AP – Global stock markets were mostly higher yesterday after Wall Street drifted lower following its latest rally.
London, Shanghai, Paris and Hong Kong gained. Tokyo declined. Wall Street futures rebounded. Oil prices rose.
Wall Street’s benchmark S&P 500 index lost 0.4 per cent on Monday as tech stocks declined following a rapid run-up while most other stocks advanced. The index is off this year’s high of two weeks ago but still up more than 20 per cent since mid-October.
In early trading, the FTSE in London rose 0.2 per cent to 7,471.46 while the DAX in Frankfurt lost 0.1 per cent to 15,813.06. The CAC 40 in Paris advanced 0.3 per cent to 7,184.35.
On Wall Street, futures for the S&P 500 and the Dow Jones Industrial Average were 0.2 per cent higher.
On Monday, the Dow lost less than 0.1 per cent. The Nasdaq composite, dominated by tech stocks, fell 1.2 per cent.
Shanghai Composite Index gained 1.2 per cent to 3,189.44 after China’s No 2 leader Premier Li Qiang said economic growth accelerated and can hit this year’s five-per-cent target. Li, speaking at a conference, gave no growth rate for the latest quarter but said it is faster than the previous quarter’s 4.5 per cent.
The Nikkei 225 in Tokyo sank 0.5 per cent to 32,538.33 while Hong Kong’s Hang Seng rose 1.9 per cent to 19,148.13.
The Kospi in Seoul shed less than 0.1 per cent to 2,581.39 while Sydney’s S&P-ASX 200 added 0.6 per cent to 7,118.20.
India’s Sensex rose 0.3 per cent to 63,154.82. New Zealand and Southeast Asian markets advanced.
Stock prices have surged this year on hopes that a recession expected after the Federal Reserve and central banks in Europe and Asia raised interest rates to cool inflation might come later and be shorter and shallower than previously forecast.
The S&P 500 hit a peak for the year two weeks ago before enthusiasm eased. Last week was the index’s first losing week in the past six.
On Monday, Tesla Inc fell 6.1 per cent after roughly doubling this year.
PacWest Bancorp, one of the banks punished by Wall Street in the hunt for the next potential weak bank, rose four per cent after it sold a portfolio of loans to raise cash.
Electric vehicle company Lucid Group rose 1.5 per cent after announcing a deal to provide powertrain and battery systems to Aston Martin.
A report on Friday will show how the Federal Reserve’s preferred measure of inflation behaved in May, but consumer and wholesale price data already were reported earlier this month.
Traders are betting June inflation data due out next month will push the Fed to raise rates by a quarter of a percentage point at its next meeting, which runs July 25-26, according to data from CME Group.
The Fed skipped a rate hike at this month’s meeting after pushing its benchmark lending rate to a 16-year high to cool inflation.
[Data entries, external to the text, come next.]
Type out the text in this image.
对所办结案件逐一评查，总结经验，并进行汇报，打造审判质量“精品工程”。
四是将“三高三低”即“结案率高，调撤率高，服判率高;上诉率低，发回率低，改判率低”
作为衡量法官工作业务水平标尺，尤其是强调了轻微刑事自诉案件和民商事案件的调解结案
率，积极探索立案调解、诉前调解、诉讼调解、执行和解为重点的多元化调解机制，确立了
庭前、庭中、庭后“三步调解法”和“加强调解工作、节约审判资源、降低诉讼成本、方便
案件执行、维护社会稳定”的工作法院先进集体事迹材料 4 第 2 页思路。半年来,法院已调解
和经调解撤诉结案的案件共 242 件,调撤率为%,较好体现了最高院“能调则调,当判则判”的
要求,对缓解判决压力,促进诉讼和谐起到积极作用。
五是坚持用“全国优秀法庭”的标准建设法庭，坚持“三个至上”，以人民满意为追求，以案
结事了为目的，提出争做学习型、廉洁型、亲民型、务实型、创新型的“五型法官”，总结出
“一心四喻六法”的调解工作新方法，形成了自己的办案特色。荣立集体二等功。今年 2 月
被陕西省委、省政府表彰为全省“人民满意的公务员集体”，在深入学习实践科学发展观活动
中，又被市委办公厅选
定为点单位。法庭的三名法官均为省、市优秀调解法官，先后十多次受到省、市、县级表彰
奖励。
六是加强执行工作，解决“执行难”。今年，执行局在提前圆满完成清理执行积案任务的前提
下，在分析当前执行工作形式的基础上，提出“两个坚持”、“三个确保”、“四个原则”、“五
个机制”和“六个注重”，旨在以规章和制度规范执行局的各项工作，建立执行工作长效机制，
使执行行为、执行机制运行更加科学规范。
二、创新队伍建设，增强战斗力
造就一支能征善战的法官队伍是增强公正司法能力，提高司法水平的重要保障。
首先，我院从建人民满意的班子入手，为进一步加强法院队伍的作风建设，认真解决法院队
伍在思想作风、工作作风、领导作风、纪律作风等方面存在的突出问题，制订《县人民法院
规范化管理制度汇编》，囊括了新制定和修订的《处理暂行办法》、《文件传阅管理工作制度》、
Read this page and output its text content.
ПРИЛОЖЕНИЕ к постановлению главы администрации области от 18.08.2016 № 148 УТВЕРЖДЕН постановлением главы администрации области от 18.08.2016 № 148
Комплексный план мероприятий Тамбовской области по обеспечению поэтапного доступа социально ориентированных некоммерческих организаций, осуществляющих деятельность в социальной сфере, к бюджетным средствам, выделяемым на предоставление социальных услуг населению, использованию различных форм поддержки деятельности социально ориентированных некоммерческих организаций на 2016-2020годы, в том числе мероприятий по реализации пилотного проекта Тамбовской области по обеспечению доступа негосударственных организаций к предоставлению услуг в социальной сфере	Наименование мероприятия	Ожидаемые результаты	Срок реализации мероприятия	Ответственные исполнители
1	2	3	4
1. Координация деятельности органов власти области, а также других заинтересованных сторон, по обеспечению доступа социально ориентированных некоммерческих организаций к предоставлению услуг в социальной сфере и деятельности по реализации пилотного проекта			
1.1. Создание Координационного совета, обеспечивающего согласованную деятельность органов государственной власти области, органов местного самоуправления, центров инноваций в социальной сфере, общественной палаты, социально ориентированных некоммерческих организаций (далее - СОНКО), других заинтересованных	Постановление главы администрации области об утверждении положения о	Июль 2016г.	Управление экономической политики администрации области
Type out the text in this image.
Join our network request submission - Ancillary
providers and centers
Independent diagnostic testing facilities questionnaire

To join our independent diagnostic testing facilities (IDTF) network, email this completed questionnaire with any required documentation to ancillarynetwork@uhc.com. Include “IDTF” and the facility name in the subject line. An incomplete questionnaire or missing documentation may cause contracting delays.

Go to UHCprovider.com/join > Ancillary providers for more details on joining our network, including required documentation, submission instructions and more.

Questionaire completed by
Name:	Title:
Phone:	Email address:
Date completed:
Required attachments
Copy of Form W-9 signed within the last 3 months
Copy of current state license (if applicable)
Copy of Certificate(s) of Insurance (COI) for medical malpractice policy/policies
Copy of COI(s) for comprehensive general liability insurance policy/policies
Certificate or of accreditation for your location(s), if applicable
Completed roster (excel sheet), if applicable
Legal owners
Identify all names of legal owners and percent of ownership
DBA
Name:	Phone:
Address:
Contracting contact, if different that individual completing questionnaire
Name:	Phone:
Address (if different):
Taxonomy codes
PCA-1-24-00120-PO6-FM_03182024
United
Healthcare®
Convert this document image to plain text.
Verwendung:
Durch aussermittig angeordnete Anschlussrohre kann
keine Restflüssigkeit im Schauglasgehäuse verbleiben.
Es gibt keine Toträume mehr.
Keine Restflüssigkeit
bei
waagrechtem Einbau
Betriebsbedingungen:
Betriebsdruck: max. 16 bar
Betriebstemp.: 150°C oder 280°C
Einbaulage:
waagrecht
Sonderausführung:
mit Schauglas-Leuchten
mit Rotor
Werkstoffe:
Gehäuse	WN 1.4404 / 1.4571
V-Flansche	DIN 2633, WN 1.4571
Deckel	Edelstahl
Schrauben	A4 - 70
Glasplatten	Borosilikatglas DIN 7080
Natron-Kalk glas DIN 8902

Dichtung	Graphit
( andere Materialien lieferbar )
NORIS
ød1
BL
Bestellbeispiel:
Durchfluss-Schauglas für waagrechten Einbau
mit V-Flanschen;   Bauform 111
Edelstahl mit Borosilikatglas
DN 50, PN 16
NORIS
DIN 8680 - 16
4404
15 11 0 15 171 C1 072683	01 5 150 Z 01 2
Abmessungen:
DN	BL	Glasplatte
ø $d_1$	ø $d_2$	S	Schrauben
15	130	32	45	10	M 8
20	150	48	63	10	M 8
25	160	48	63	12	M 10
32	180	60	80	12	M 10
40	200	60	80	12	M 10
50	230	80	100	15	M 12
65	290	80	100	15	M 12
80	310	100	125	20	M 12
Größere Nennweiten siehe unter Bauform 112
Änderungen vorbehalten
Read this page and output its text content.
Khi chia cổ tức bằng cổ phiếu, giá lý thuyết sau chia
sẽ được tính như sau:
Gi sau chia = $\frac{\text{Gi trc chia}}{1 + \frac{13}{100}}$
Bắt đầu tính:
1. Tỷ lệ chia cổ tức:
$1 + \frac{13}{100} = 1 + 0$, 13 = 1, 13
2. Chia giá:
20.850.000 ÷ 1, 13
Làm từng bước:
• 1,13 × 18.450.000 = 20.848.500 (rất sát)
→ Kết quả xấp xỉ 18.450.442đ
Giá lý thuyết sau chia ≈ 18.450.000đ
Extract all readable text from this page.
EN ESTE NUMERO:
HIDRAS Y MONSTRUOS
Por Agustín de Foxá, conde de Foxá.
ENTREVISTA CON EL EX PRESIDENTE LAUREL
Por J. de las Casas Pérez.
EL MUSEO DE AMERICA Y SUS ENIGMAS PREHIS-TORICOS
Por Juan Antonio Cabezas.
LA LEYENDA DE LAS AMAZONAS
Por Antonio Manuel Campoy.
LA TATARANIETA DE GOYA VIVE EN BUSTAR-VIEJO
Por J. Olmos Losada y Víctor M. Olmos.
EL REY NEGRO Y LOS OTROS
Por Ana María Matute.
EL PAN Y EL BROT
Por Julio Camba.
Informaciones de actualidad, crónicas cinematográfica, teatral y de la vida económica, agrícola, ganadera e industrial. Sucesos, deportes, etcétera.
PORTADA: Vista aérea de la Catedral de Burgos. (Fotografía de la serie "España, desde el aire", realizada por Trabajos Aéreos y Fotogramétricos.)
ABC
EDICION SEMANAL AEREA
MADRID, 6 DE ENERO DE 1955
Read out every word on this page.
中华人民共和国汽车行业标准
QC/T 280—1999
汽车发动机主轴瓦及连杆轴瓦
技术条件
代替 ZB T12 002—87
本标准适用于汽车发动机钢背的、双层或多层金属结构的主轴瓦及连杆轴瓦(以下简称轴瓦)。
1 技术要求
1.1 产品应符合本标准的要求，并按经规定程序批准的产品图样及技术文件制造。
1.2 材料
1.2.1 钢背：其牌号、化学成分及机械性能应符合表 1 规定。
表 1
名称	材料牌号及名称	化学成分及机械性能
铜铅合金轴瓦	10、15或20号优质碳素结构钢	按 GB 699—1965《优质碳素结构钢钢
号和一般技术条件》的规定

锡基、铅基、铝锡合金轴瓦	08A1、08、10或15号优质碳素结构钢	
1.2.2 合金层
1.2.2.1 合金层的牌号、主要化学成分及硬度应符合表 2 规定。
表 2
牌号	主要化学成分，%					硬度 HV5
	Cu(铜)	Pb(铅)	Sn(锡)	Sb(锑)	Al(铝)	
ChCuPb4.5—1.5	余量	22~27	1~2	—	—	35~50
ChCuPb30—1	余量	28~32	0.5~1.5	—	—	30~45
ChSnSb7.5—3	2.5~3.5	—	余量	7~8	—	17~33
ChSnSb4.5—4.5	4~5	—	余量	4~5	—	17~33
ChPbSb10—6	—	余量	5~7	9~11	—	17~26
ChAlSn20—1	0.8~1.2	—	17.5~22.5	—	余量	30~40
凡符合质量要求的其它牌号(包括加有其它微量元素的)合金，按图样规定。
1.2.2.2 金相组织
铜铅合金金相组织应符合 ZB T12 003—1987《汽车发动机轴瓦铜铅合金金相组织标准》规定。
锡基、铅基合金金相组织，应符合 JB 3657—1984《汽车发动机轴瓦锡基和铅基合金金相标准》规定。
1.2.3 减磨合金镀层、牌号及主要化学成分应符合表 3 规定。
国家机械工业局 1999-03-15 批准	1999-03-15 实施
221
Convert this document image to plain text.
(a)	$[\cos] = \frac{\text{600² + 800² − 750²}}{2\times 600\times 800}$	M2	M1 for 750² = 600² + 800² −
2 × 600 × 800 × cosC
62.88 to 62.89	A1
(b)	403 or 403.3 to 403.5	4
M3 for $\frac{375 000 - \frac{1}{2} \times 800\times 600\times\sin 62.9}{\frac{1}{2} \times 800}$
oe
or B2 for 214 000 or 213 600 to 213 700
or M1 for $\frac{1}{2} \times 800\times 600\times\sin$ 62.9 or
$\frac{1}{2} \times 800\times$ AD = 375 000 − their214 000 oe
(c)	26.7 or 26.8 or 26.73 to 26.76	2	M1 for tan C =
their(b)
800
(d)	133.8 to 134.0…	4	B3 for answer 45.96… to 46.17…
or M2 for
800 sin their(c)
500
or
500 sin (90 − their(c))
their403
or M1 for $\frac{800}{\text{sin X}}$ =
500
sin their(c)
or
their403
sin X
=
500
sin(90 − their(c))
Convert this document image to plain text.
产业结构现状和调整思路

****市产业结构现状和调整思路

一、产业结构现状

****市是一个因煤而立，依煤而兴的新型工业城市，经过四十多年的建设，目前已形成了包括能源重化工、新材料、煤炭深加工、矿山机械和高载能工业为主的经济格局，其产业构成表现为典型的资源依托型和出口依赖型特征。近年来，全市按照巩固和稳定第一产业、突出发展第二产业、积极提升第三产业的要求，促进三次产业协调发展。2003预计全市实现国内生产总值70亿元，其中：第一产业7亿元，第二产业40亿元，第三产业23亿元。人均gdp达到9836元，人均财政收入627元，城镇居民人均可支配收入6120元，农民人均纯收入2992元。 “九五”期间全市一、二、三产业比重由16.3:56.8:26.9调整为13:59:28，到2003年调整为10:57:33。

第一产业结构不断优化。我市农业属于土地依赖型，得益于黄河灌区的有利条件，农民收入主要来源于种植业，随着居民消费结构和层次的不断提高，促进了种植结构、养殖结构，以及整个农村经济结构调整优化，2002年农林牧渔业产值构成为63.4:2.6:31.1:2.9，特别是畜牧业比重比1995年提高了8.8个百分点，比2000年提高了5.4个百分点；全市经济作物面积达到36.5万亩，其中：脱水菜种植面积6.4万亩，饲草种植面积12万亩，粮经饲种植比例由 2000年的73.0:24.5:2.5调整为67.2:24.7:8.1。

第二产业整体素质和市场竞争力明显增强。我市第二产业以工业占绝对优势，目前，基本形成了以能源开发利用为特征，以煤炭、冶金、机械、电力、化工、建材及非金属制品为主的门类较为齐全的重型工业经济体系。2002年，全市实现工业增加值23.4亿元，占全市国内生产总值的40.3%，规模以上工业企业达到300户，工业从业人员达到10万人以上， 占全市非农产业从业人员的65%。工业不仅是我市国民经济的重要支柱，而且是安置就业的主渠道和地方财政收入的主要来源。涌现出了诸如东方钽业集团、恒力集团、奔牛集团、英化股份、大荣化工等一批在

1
Much of Wall Street expects a hike next month to be the final one of this cycle.
The Fed, meanwhile, has suggested it could raise rates twice more because inflation remains stubbornly high even if it has come down from its peak last summer.
In energy markets, benchmark US crude rose 45 cents to USD69.82 per barrel in electronic trading on the New York Mercantile Exchange. The contract gained USD0.21 on Monday to USD69.37. Brent crude, the price standard for international oil trading, added USD0.42 to USD74.77 per barrel in London. It advanced USD0.33 cents the previous session to USD74.18.
The dollar edged up to JPY143.48 from Monday’s JPY143.45. The euro rose to USD1.0939 from USD1.0915.